Product revenue at the group rose to $26bn (£20.5bn) from $24.5bn (£19.3bn) the year prior, while service revenues ticked up slightly to $8.7bn (£6.8bn) from $8.2bn (£6.4bn).

The group’s shares are up seven per cent in early morning trading, touching a record high.

In addition to the $300m (£236m) buyback tranche launched at the end of December and completed yesterday, the firm said it will extend the programme with an additional $300m (£236m) allocation to be completed by 9th May.

Gross profit rose to $11.9bn (£9.3bn) from $10.8bn (£8.5bn) the year prior, while net income fell to $3bn (£2.3bn) from $3.8bn (£2.9bn).

Last year, the company transitioned its primary stock exchange listing from London to New York in September last year.

It is part of a wider group of listed firms choosing to leave for across the pond as the strength of the UK as an investment market remains in question.

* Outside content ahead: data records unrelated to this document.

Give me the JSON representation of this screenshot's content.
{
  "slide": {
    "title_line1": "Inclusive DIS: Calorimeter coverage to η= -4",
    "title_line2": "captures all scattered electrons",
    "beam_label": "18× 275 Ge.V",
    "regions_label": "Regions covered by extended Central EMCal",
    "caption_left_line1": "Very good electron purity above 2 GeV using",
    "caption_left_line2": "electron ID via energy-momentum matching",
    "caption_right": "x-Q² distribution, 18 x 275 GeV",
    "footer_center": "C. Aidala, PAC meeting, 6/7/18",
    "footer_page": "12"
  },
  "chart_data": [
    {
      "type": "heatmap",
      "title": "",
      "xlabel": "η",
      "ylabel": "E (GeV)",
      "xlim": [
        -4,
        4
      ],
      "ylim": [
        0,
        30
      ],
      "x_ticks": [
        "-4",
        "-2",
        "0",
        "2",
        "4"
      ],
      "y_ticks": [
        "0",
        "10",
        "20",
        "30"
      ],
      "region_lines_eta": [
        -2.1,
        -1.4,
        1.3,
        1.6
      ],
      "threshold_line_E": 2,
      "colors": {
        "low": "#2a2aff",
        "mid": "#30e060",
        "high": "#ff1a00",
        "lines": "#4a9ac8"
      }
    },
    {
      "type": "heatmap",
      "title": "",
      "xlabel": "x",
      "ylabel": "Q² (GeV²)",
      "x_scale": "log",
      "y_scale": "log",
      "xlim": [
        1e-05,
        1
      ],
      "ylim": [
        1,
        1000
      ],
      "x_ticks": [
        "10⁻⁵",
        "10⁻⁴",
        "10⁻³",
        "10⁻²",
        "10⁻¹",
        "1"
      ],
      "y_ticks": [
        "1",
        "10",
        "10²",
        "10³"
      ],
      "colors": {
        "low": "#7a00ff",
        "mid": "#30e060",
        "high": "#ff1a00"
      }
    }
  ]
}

The firm expects a “favourable market backdrop and continued positive pricing momentum” through 2024 driven by greater infrastructure investment and re-industrialisation across North America and Europe.

“The year marked another record year of financial delivery for CRH, supported by good underlying demand across our key end-use markets, further pricing progress and the continued benefits of our differentiated, customer-focused strategy,” said the group’s chief executive Albert Manifold.

“Despite continued inflationary cost pressures during 2023 we expanded our margins and delivered further growth in profits, cash generation and returns.

“The strength of our balance sheet together with our relentless focus on the efficient allocation of capital enables us to capitalise on the opportunities we see for further growth and value creation in 2024 and beyond.”